N. Drafting Information

    The primary authors of this document are Les Jensen, Office of 
Indian Services, Bureau of Indian Affairs, and Elizabeth Appel, 
Director, Office of Regulatory Affairs & Collaborative Action--Indian 
Affairs, Department of the Interior.

List of Subjects in 25 CFR Part 256

    Grant programs--housing and community development, Grant programs--
Indians, Housing, Indians, Reporting and recordkeeping requirements.

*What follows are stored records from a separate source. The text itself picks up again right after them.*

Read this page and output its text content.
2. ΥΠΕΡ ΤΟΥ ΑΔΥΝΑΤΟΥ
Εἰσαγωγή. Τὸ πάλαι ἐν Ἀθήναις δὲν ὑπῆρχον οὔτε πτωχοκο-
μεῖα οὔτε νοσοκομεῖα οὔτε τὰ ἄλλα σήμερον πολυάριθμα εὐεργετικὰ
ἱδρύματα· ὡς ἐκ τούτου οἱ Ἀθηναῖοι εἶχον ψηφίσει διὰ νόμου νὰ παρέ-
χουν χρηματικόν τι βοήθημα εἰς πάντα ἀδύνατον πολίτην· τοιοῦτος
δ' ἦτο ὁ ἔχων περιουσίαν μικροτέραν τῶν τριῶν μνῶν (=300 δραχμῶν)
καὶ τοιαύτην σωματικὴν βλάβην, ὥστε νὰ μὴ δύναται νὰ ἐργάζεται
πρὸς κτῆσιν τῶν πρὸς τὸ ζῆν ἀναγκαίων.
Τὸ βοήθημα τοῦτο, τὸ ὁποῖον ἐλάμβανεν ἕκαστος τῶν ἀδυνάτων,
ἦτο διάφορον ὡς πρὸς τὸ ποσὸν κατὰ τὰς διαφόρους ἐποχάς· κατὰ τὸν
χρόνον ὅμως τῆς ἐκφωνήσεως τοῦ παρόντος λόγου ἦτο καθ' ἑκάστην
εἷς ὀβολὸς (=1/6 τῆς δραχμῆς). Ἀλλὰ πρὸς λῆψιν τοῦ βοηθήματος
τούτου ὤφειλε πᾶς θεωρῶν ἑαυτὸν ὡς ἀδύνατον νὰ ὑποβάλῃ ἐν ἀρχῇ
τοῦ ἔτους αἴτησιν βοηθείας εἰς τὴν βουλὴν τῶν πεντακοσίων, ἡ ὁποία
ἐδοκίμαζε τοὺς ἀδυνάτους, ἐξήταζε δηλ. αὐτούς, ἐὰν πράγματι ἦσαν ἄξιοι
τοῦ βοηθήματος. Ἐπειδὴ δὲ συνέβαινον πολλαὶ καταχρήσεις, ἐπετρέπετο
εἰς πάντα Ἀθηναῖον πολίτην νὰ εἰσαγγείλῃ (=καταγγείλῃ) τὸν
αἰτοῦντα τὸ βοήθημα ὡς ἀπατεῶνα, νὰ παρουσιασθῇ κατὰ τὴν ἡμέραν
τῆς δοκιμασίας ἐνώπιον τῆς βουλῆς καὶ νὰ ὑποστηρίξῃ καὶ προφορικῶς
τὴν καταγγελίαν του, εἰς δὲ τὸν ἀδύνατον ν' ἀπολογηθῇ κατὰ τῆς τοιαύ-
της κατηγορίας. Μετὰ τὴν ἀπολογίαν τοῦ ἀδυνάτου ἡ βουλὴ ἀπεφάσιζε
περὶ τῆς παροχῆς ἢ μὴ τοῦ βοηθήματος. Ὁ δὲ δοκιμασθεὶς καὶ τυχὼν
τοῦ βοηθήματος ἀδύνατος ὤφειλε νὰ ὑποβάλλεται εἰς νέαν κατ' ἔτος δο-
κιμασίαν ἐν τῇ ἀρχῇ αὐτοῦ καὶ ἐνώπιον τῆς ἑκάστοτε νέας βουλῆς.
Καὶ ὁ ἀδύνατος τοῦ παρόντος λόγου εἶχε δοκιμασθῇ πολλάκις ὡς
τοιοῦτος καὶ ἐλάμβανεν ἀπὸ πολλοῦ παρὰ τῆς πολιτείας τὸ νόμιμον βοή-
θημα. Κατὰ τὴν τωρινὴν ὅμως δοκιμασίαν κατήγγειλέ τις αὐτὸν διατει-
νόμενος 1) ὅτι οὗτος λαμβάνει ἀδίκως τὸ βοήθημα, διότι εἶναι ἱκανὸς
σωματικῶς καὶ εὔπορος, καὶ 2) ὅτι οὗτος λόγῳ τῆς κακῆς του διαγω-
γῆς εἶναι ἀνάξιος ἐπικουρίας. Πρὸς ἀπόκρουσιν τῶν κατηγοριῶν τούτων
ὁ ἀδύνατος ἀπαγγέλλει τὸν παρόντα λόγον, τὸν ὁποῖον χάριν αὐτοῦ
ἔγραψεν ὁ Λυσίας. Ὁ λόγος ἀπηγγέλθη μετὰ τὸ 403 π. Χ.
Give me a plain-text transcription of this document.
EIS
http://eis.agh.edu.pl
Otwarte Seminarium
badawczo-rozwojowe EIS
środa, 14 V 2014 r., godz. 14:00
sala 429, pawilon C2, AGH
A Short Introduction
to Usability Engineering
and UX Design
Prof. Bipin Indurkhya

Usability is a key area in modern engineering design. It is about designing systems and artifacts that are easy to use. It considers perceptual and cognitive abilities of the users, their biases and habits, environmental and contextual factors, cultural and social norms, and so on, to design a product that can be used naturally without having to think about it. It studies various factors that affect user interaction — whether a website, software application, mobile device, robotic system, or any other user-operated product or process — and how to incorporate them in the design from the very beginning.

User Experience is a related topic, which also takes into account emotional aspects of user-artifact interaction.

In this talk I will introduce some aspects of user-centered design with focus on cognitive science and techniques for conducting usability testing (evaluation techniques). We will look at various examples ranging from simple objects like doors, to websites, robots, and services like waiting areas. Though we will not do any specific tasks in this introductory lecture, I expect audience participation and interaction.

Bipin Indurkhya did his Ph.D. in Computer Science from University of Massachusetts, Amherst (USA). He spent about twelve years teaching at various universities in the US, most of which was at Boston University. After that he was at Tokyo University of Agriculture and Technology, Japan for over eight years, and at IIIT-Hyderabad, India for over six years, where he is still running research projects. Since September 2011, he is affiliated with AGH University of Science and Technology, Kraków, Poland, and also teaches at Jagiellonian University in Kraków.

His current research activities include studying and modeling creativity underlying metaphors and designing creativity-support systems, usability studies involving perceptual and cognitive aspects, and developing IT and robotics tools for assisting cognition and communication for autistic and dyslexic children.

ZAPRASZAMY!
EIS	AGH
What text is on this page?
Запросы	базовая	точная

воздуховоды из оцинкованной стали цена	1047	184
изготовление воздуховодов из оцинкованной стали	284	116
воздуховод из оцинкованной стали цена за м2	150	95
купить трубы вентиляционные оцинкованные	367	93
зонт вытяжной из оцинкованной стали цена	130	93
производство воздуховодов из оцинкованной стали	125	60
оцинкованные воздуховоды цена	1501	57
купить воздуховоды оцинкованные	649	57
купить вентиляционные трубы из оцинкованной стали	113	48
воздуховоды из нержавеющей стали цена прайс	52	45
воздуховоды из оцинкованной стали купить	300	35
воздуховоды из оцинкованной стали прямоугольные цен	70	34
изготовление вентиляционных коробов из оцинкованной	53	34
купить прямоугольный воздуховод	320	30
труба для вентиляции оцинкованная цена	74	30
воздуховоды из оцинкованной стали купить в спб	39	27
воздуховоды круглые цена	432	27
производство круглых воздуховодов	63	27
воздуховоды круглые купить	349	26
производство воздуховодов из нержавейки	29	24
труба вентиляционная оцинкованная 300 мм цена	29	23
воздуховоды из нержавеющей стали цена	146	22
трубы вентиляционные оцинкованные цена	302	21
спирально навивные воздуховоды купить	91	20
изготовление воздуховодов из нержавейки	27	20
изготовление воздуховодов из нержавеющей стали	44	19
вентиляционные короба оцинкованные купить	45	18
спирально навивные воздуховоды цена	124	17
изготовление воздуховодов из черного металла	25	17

    For the reasons given in the preamble, the Department proposes to 
amend 25 CFR chapter I, subchapter K, to revise part 256 to read as 
follows:

PART 256--HOUSING IMPROVEMENT PROGRAM (HIP)

Sec.
256.1 Purpose.
256.2 Definitions.
256.3 Policy.
256.4 Information collection.
256.5 What is the Housing Improvement Program?
Subpart A--Determining Eligibility
256.6 Am I eligible for the Housing Improvement Program?
256.7 What housing services are available?
256.8 When do I qualify for Category A assistance?
256.9 When do I qualify for Category B assistance?
256.10 When do I qualify for Category C assistance?
256.11 When do I qualify for Category D assistance?
256.12 Who administers the program?
Subpart B--Applying for Assistance
256.13 How do I apply for the Housing Improvement Program?
256.14 How is my application processed?
Subpart C--Receiving Assistance
256.15 When will I hear if I have received funding?
256.16 What if I don't receive funding?
256.17 How long will I have to wait for work on my house?
256.18 Who decides what work will be done?
256.19 How are work plans prepared?
256.20 How will I find out what work is to be done?
256.21 Who does the work?
256.22 How are construction contractors or companies selected and 
paid?
256.23 Do I have to move out while work is done?
256.24 How can I be sure that construction work meets minimum 
standards?
256.25 How will I find out that the work is done?
256.26 Will I need flood insurance?
256.27 Is my Federal government-assisted house eligible for 
services?
256.28 I have a mobile home; am I eligible for help?
256.29 Can HIP resources be combined with other available resources?
256.30 Can I appeal actions taken under this part?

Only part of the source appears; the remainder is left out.